Der Umfang von Portage ist größer geworden. Das derzeitige System skaliert nicht gut, weil zuviel I/O anfällt.

----------

## meldron

 *pawlak wrote:*   

> http://de.gentoo-wiki.com/Portage_mit_cdb_beschleunigen
> 
> Das sollte die Sache deutlich beschleunigen. Updating Portage cache dauert bei mir vielleicht noch 30 Sekunden.

 

Kann man dann trotzdem noch "eix" benutzen?

----------

## chrib

Sollte gehen, da eix ja einen eigenen Cache verwendet.

----------

## l3u

Ich benutze auf meinen 3 Gentoo-Rechnern (äußerst) erfolgreich das portage-cdb-Zeugs und eix. IMHO sollte man sowieso die Technik von eix in portage integrieren und den bisherigen Kram über Bord werfen.

----------

## Cpt_McLane

wow... ich habe gerade mein portage umgestellt, da ich das gleiche "problem" mit der dauer hatte... der geschwindigkeitsvorteil ist ja super... bin begeistert... man muss halt nur aufpassen, wenn es ein python update gibt... daumen hoch, ich kanns nur empfehlen...

----------

## l3u

Ein portage- oder python-update ist auch kein Problem. Einfach die beiden Zeilen in /etc/portage/modules auskommentieren, dann "emerge python-cdb eix, dann die Kommentare wieder wegmachen und gut ;-)

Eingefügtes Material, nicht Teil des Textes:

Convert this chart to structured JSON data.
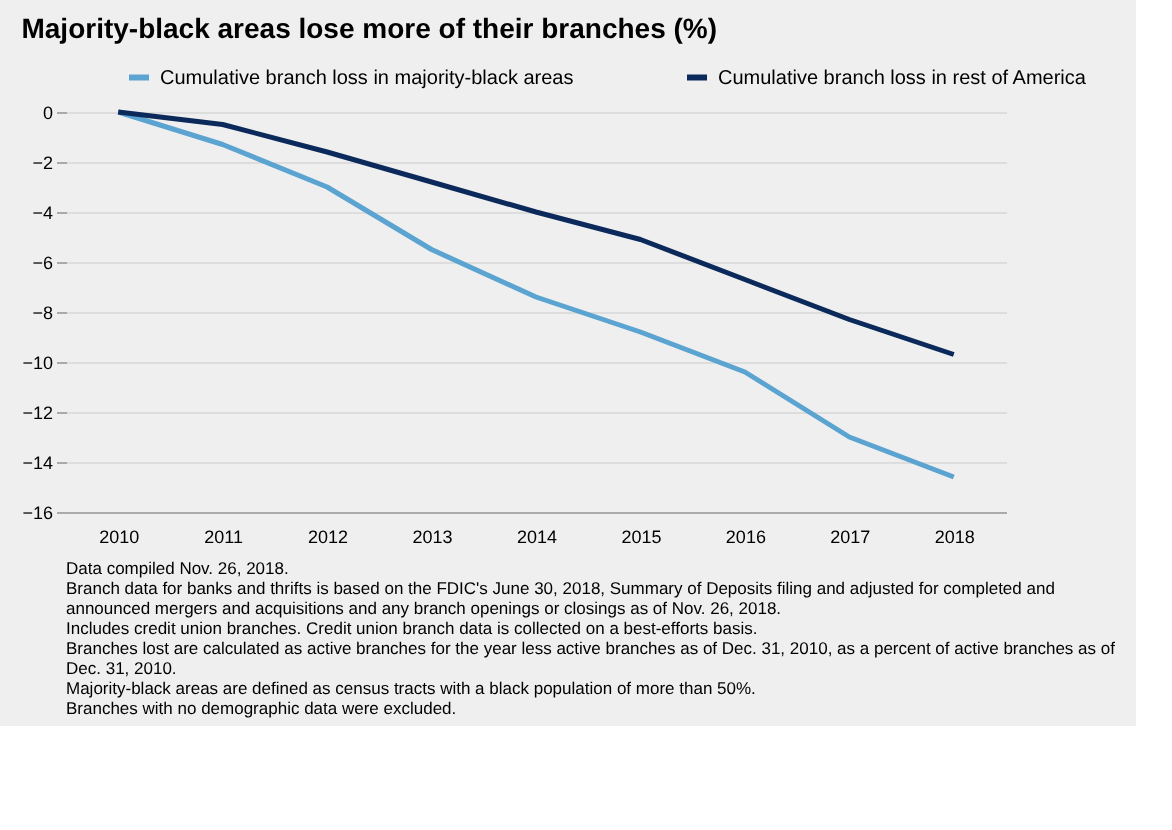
{
  "chart_data": {
    "type": "line",
    "title": "Majority-black areas lose more of their branches (%)",
    "categories": [
      "2010",
      "2011",
      "2012",
      "2013",
      "2014",
      "2015",
      "2016",
      "2017",
      "2018"
    ],
    "series": [
      {
        "name": "Cumulative branch loss in majority-black areas",
        "color": "#5ba3d0",
        "values": [
          0,
          -1.3,
          -3.0,
          -5.5,
          -7.4,
          -8.8,
          -10.4,
          -13.0,
          -14.6
        ]
      },
      {
        "name": "Cumulative branch loss in rest of America",
        "color": "#0b2a5b",
        "values": [
          0,
          -0.5,
          -1.6,
          -2.8,
          -4.0,
          -5.1,
          -6.7,
          -8.3,
          -9.7
        ]
      }
    ],
    "ylim": [
      -16,
      0
    ],
    "yticks": [
      -16,
      -14,
      -12,
      -10,
      -8,
      -6,
      -4,
      -2,
      0
    ],
    "grid": "y",
    "legend": "top",
    "marker": "none",
    "line_style": "solid",
    "annotations": [
      "Data compiled Nov. 26, 2018.",
      "Branch data for banks and thrifts is based on the FDIC's June 30, 2018, Summary of Deposits filing and adjusted for completed and",
      "announced mergers and acquisitions and any branch openings or closings as of Nov. 26, 2018.",
      "Includes credit union branches. Credit union branch data is collected on a best-efforts basis.",
      "Branches lost are calculated as active branches for the year less active branches as of Dec. 31, 2010, as a percent of active branches as of",
      "Dec. 31, 2010.",
      "Majority-black areas are defined as census tracts with a black population of more than 50%.",
      "Branches with no demographic data were excluded."
    ]
  }
}
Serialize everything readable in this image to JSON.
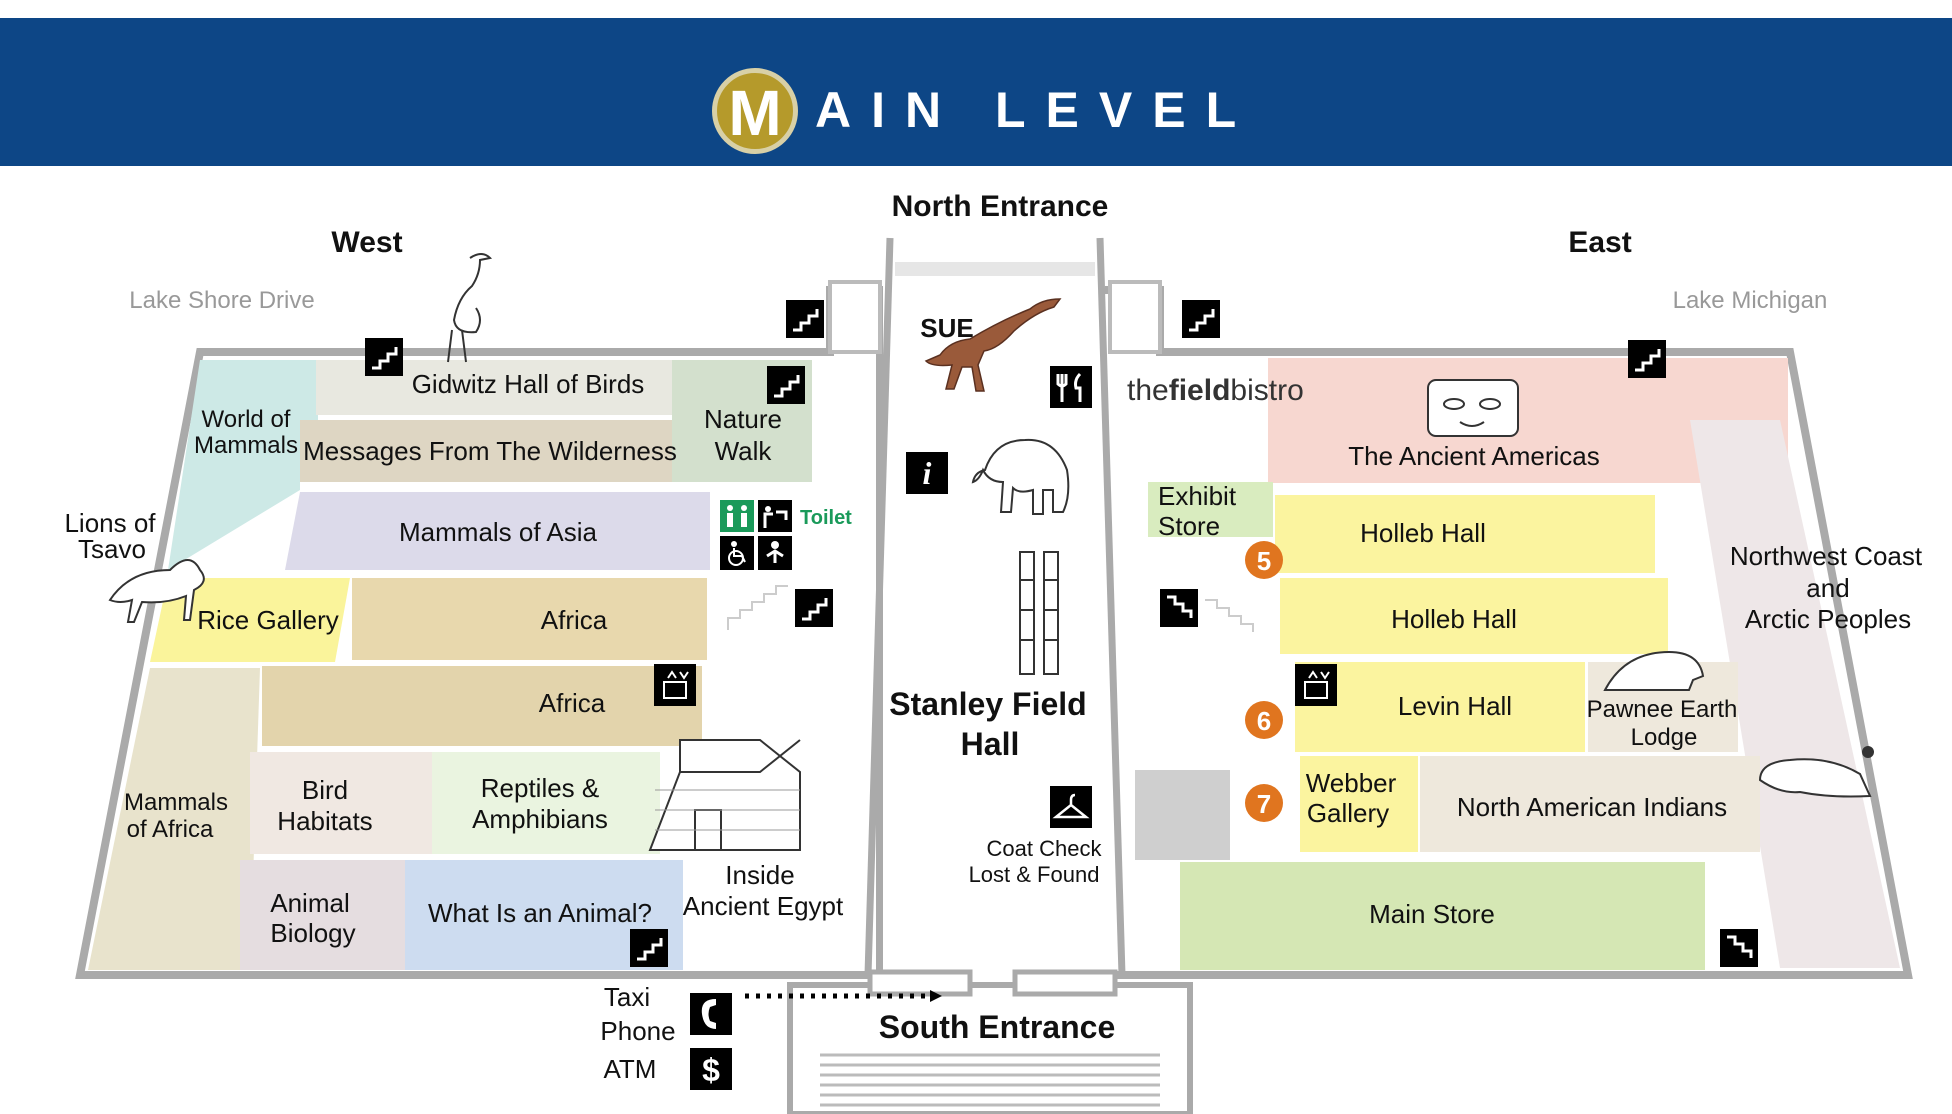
{
  "header": {
    "badge_letter": "M",
    "title": "AIN LEVEL"
  },
  "compass": {
    "west": "West",
    "east": "East"
  },
  "streets": {
    "west": "Lake Shore Drive",
    "east": "Lake Michigan"
  },
  "entrances": {
    "north": "North Entrance",
    "south": "South Entrance"
  },
  "central_hall": {
    "line1": "Stanley Field",
    "line2": "Hall"
  },
  "exhibits": {
    "sue": "SUE",
    "birds": "Gidwitz Hall of Birds",
    "world_mammals": [
      "World of",
      "Mammals"
    ],
    "messages": "Messages From The Wilderness",
    "nature_walk": [
      "Nature",
      "Walk"
    ],
    "lions": [
      "Lions of",
      "Tsavo"
    ],
    "mammals_asia": "Mammals of Asia",
    "rice_gallery": "Rice Gallery",
    "africa_1": "Africa",
    "africa_2": "Africa",
    "mammals_africa": [
      "Mammals",
      "of Africa"
    ],
    "bird_habitats": [
      "Bird",
      "Habitats"
    ],
    "reptiles": [
      "Reptiles &",
      "Amphibians"
    ],
    "animal_biology": [
      "Animal",
      "Biology"
    ],
    "what_animal": "What Is an Animal?",
    "egypt": [
      "Inside",
      "Ancient Egypt"
    ],
    "ancient_americas": "The Ancient Americas",
    "exhibit_store": [
      "Exhibit",
      "Store"
    ],
    "holleb_1": "Holleb Hall",
    "holleb_2": "Holleb Hall",
    "levin": "Levin Hall",
    "pawnee": [
      "Pawnee Earth",
      "Lodge"
    ],
    "webber": [
      "Webber",
      "Gallery"
    ],
    "north_american": "North American Indians",
    "northwest": [
      "Northwest Coast",
      "and",
      "Arctic Peoples"
    ],
    "main_store": "Main Store"
  },
  "bistro": {
    "pre": "the",
    "bold": "field",
    "post": "bistro"
  },
  "services": {
    "toilet": "Toilet",
    "coat": [
      "Coat Check",
      "Lost & Found"
    ],
    "taxi": [
      "Taxi",
      "Phone"
    ],
    "atm": "ATM",
    "info": "i",
    "dollar": "$"
  },
  "markers": [
    "5",
    "6",
    "7"
  ],
  "colors": {
    "header": "#0d4686",
    "badge": "#b59a2b",
    "marker": "#e0751f",
    "toilet_green": "#1a9a5a"
  }
}
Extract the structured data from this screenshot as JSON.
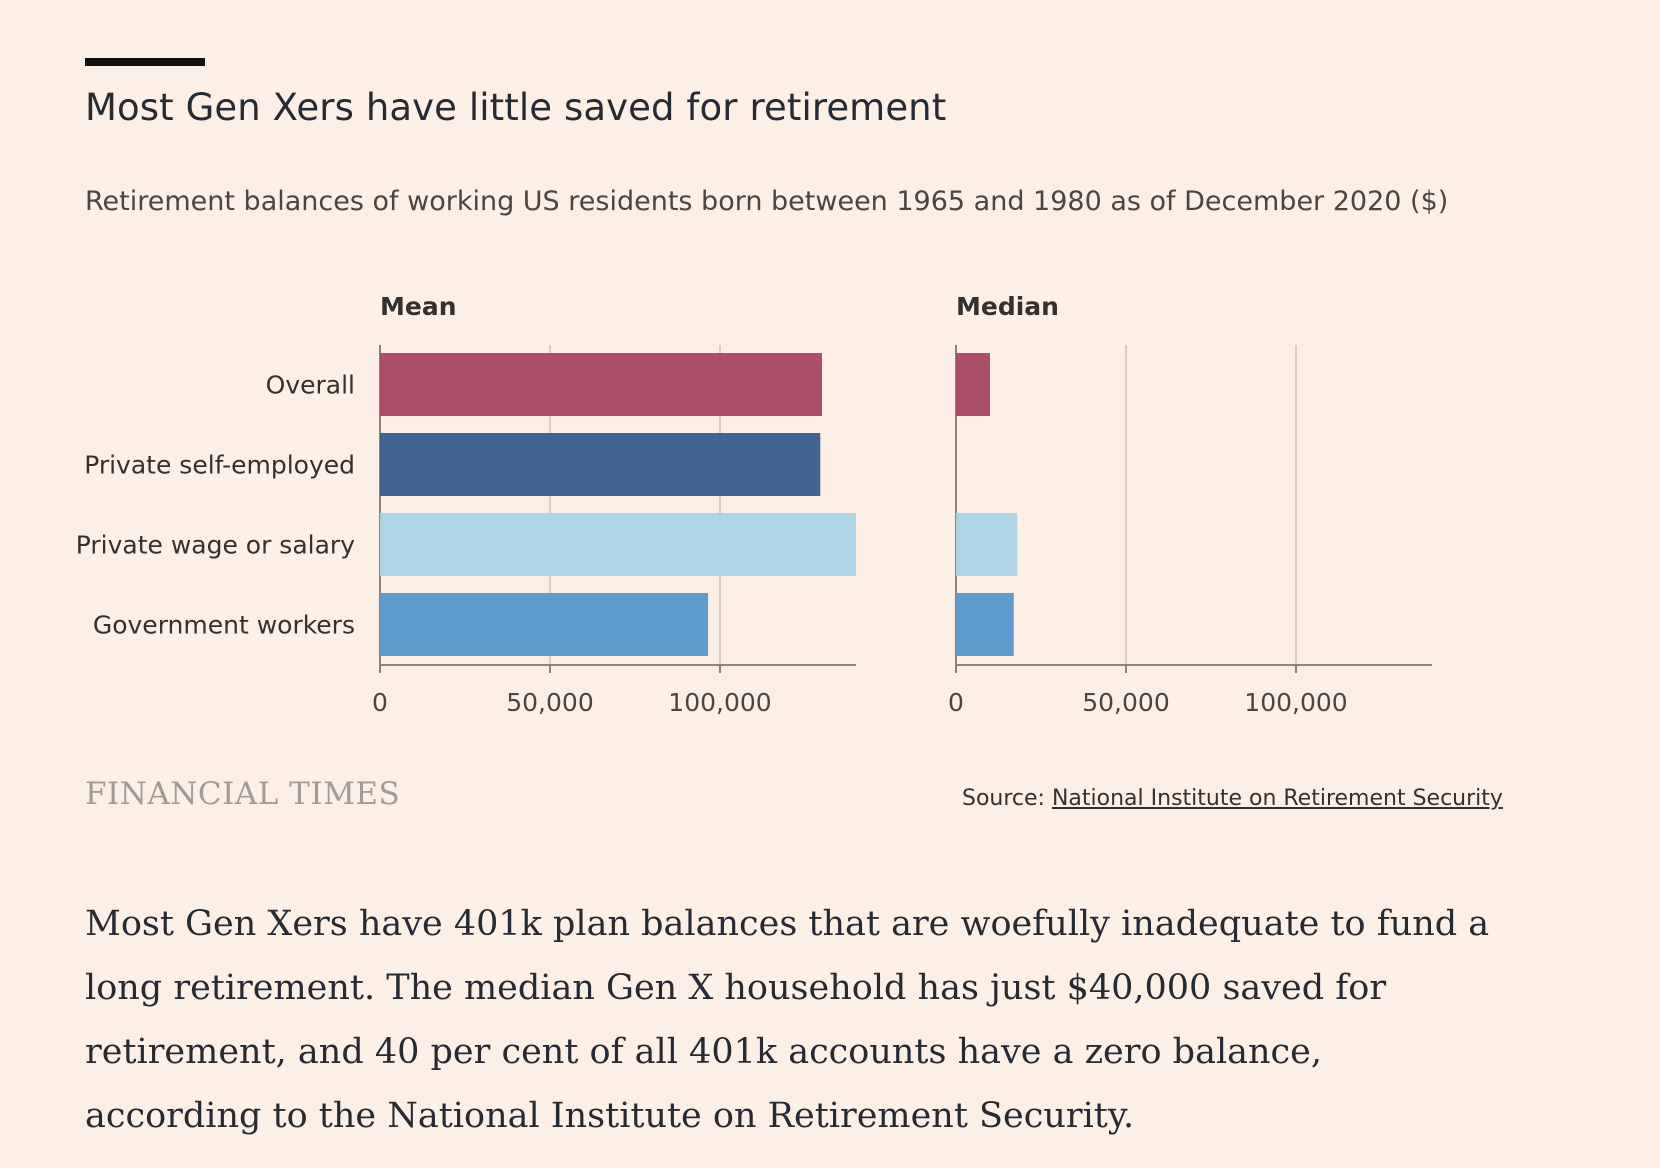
{
  "header": {
    "title": "Most Gen Xers have little saved for retirement",
    "subtitle": "Retirement balances of working US residents born between 1965 and 1980 as of December 2020 ($)"
  },
  "chart_data": [
    {
      "type": "bar",
      "orientation": "horizontal",
      "title": "Mean",
      "categories": [
        "Overall",
        "Private self-employed",
        "Private wage or salary",
        "Government workers"
      ],
      "values": [
        130000,
        129500,
        140000,
        96500
      ],
      "colors": [
        "#a84a63",
        "#3d5f8f",
        "#acd3e5",
        "#5a98cb"
      ],
      "xlim": [
        0,
        140000
      ],
      "ticks": [
        0,
        50000,
        100000
      ],
      "tick_labels": [
        "0",
        "50,000",
        "100,000"
      ],
      "grid": true
    },
    {
      "type": "bar",
      "orientation": "horizontal",
      "title": "Median",
      "categories": [
        "Overall",
        "Private self-employed",
        "Private wage or salary",
        "Government workers"
      ],
      "values": [
        10000,
        0,
        18000,
        17000
      ],
      "colors": [
        "#a84a63",
        "#3d5f8f",
        "#acd3e5",
        "#5a98cb"
      ],
      "xlim": [
        0,
        140000
      ],
      "ticks": [
        0,
        50000,
        100000
      ],
      "tick_labels": [
        "0",
        "50,000",
        "100,000"
      ],
      "grid": true
    }
  ],
  "footer": {
    "brand": "FINANCIAL TIMES",
    "source_prefix": "Source: ",
    "source_link": "National Institute on Retirement Security"
  },
  "article": {
    "paragraph": "Most Gen Xers have 401k plan balances that are woefully inadequate to fund a long retirement. The median Gen X household has just $40,000 saved for retirement, and 40 per cent of all 401k accounts have a zero balance, according to the National Institute on Retirement Security."
  },
  "colors": {
    "background": "#fcf0e6",
    "grid": "#d9ccc1",
    "axis": "#8a8580"
  }
}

... und diese cdb-Cache-Methode sollte genauso wie eix der Standard für portage sein!

----------

## tango

Hat schon jemand den Patch getestet, der in dem Thread (engl.) erwähnt wird ?

https://forums.gentoo.org/viewtopic-t-392026-highlight-.html

tango

----------

## Cpt_McLane

 *Libby wrote:*   

> Ein portage- oder python-update ist auch kein Problem. Einfach die beiden Zeilen in /etc/portage/modules auskommentieren, dann "emerge python-cdb eix, dann die Kommentare wieder wegmachen und gut 
> 
> ... und diese cdb-Cache-Methode sollte genauso wie eix der Standard für portage sein!

 

sorry, wenn ich mich falsch ausgedrückt habe... meinte auch nicht, dass es ein problem ist, sondern dass man aufpassen muss (wie im wiki erwähnt)...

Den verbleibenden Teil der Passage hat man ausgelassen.